• Stuart Benson

No vax, no service

Province begins vaccine passport pilot projects


Tara Monette, co-owner of Brennan’s Hill Restaurant and Bar in Low, said she learned early on that there are two things you don’t discuss over drinks: religion and politics. More recently, a third topic has been added to that list: COVID-19.


“So many people have such strong beliefs about it,” Monette said, explaining that when she and her partner, Billy, the bar’s other co-owner, had announced the bar would reopen on Aug. 18, they had wanted to create a safe space for all of their customers, regardless of their beliefs on any of those subjects.


There are a few things you don’t discuss at Brennan’s Hill restaurant and bar: politics, religion, and now COVID-19; but with the province planning to implement a vaccine passport, owners Tara and Billy Monette are worried they could lose customers. Low Down file photo
There are a few things you don’t discuss at Brennan’s Hill restaurant and bar: politics, religion, and now COVID-19; but with the province planning to implement a vaccine passport, owners Tara and Billy Monette are worried they could lose customers. Low Down file photo

After Premier Francois Legault announced on Aug. 5 that the province would be implementing a vaccine passport in September, Tara and Billy will have no choice but to ask their customers about it.


The passport, which will take the form of an online smartphone application and take effect Sept. 1, will be required at non-essential businesses, including restaurants, bars, gyms, and high-risk public events like concerts.

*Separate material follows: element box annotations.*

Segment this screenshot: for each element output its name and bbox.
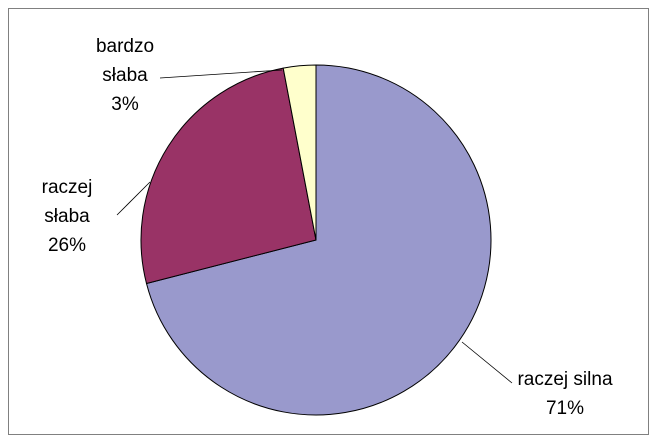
pie-slice	[145, 64, 492, 416]
value-label: 71%	[545, 398, 585, 419]
data-label: raczej silna 71%	[480, 365, 650, 423]
data-label: raczej słaba 26%	[22, 173, 112, 260]
pie-slice	[282, 64, 317, 241]
category-label: raczej silna	[517, 369, 613, 390]
data-label: bardzo słaba 3%	[80, 32, 170, 119]
leader-line	[159, 69, 283, 79]
category-label: bardzo słaba	[95, 36, 155, 86]
pie-slice	[140, 67, 317, 285]
leader-line	[116, 181, 151, 216]
value-label: 3%	[111, 94, 139, 115]
leader-line	[461, 341, 513, 384]
category-label: raczej słaba	[41, 177, 93, 227]
value-label: 26%	[47, 235, 87, 256]
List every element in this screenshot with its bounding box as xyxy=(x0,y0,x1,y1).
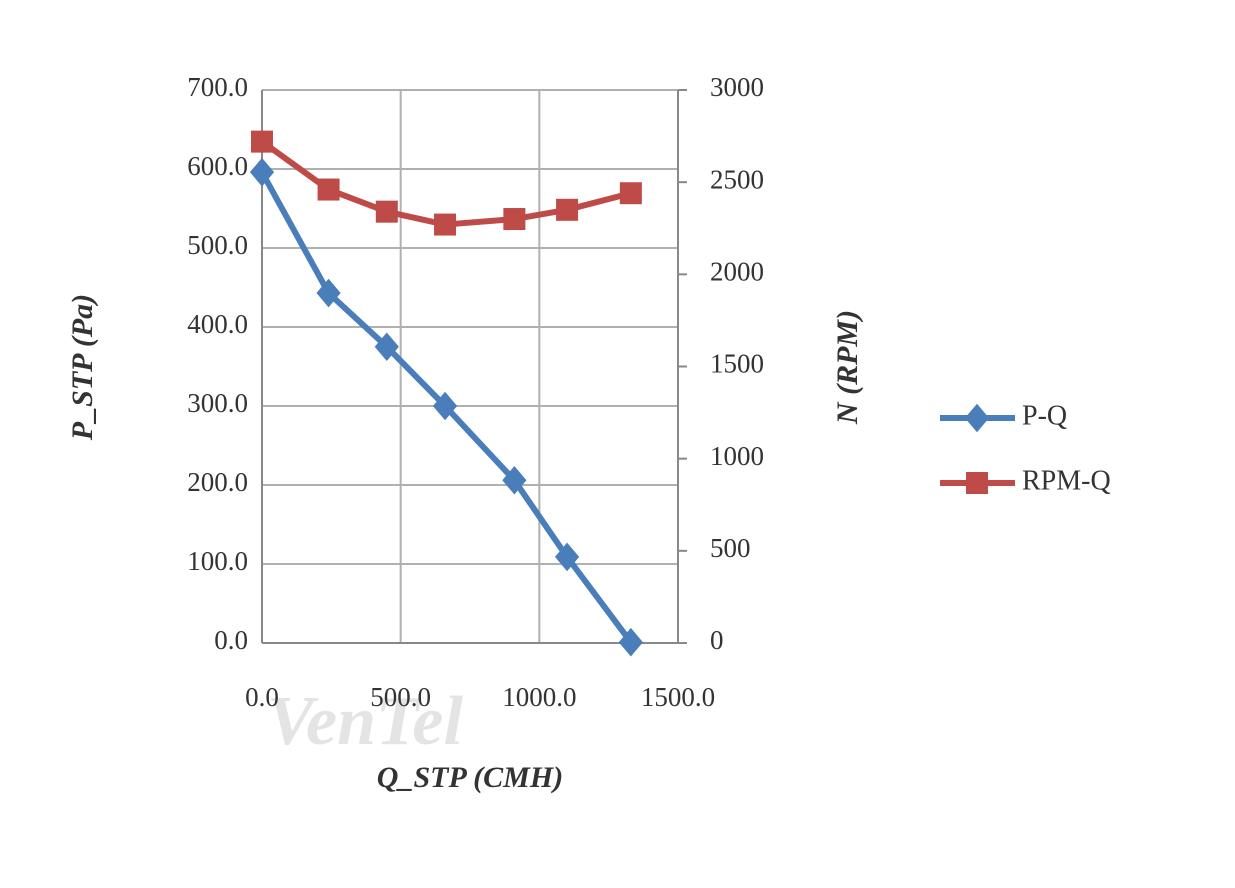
y-tick-label: 600.0 xyxy=(187,151,248,181)
y-tick-label: 200.0 xyxy=(187,467,248,497)
y-tick-label: 0.0 xyxy=(214,625,248,655)
marker xyxy=(432,391,458,421)
y-tick-label: 400.0 xyxy=(187,309,248,339)
marker xyxy=(964,403,990,433)
y2-tick-label: 2500 xyxy=(710,164,764,194)
marker xyxy=(502,465,527,495)
marker xyxy=(554,542,580,572)
y2-tick-label: 1000 xyxy=(710,441,764,471)
x-tick-label: 500.0 xyxy=(370,682,431,712)
y-tick-label: 500.0 xyxy=(187,230,248,260)
y2-tick-label: 2000 xyxy=(710,257,764,287)
marker xyxy=(249,157,275,187)
y-tick-label: 100.0 xyxy=(187,546,248,576)
y-axis-title: P_STP (Pa) xyxy=(66,294,99,441)
y2-tick-label: 3000 xyxy=(710,72,764,102)
marker xyxy=(966,472,988,494)
marker xyxy=(434,213,457,236)
y2-tick-label: 500 xyxy=(710,533,751,563)
marker xyxy=(618,627,643,657)
x-tick-label: 0.0 xyxy=(245,682,279,712)
marker xyxy=(556,198,579,221)
legend-label: P-Q xyxy=(1022,400,1067,431)
marker xyxy=(375,200,398,223)
x-tick-label: 1000.0 xyxy=(502,682,576,712)
marker xyxy=(503,208,526,231)
x-axis-title: Q_STP (CMH) xyxy=(377,761,563,794)
marker xyxy=(317,178,340,201)
marker xyxy=(316,278,341,308)
y2-tick-label: 1500 xyxy=(710,349,764,379)
y2-axis-title: N (RPM) xyxy=(831,310,864,425)
y-tick-label: 300.0 xyxy=(187,388,248,418)
marker xyxy=(251,130,273,153)
y-tick-label: 700.0 xyxy=(187,72,248,102)
marker xyxy=(619,182,642,205)
watermark: VenTel xyxy=(267,683,463,760)
y2-tick-label: 0 xyxy=(710,625,724,655)
legend-label: RPM-Q xyxy=(1022,465,1111,496)
marker xyxy=(374,332,399,362)
x-tick-label: 1500.0 xyxy=(641,682,715,712)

Tara and Billy said they were already a little overwhelmed with all of the responsibilities they previously had to fulfill when it came to things like cleaning and sanitization regimens, enforcing mask wearing, and hiring enough staff. Now the two say the vaccine passports could lose them good customers.


“We have a regular who comes to play darts who has already told us he had no plans to get the vaccine,” Tara explained. “It's sad for us because we have people who are really good customers that we aren't going to be allowed to let in … because of their beliefs.”


While the passports might lose the two customers in the short term, the two said they are far more concerned with a potential fourth wave shutting them down again completely, so they’re willing to do what they have to.


“There's so many people that are not getting vaccinated and that's what's killing it,” Billy explained. “The hospitals are getting flooded again, and if that happens, they'll have to shut things down.”


At a press conference on Aug. 10, the province's Health Minister Christian Dubé said that the passport was the only way to keep the economy open, while protecting the health system from being overwhelmed in what he called an “inevitable” fourth wave driven by the delta variant. The online application began testing as part of the first of two pilot projects on Aug. 11 at a sports bar in Quebec City. The second pilot project will run at a gym in Laval beginning Aug. 18.


Dubé added that the government wants to have the smartphone application ready for use across the province by September, and that people who do not have a smartphone will be able to use the paper vaccination certificates issued at vaccine centres. They can also print out their QR code or request a paper version by mail.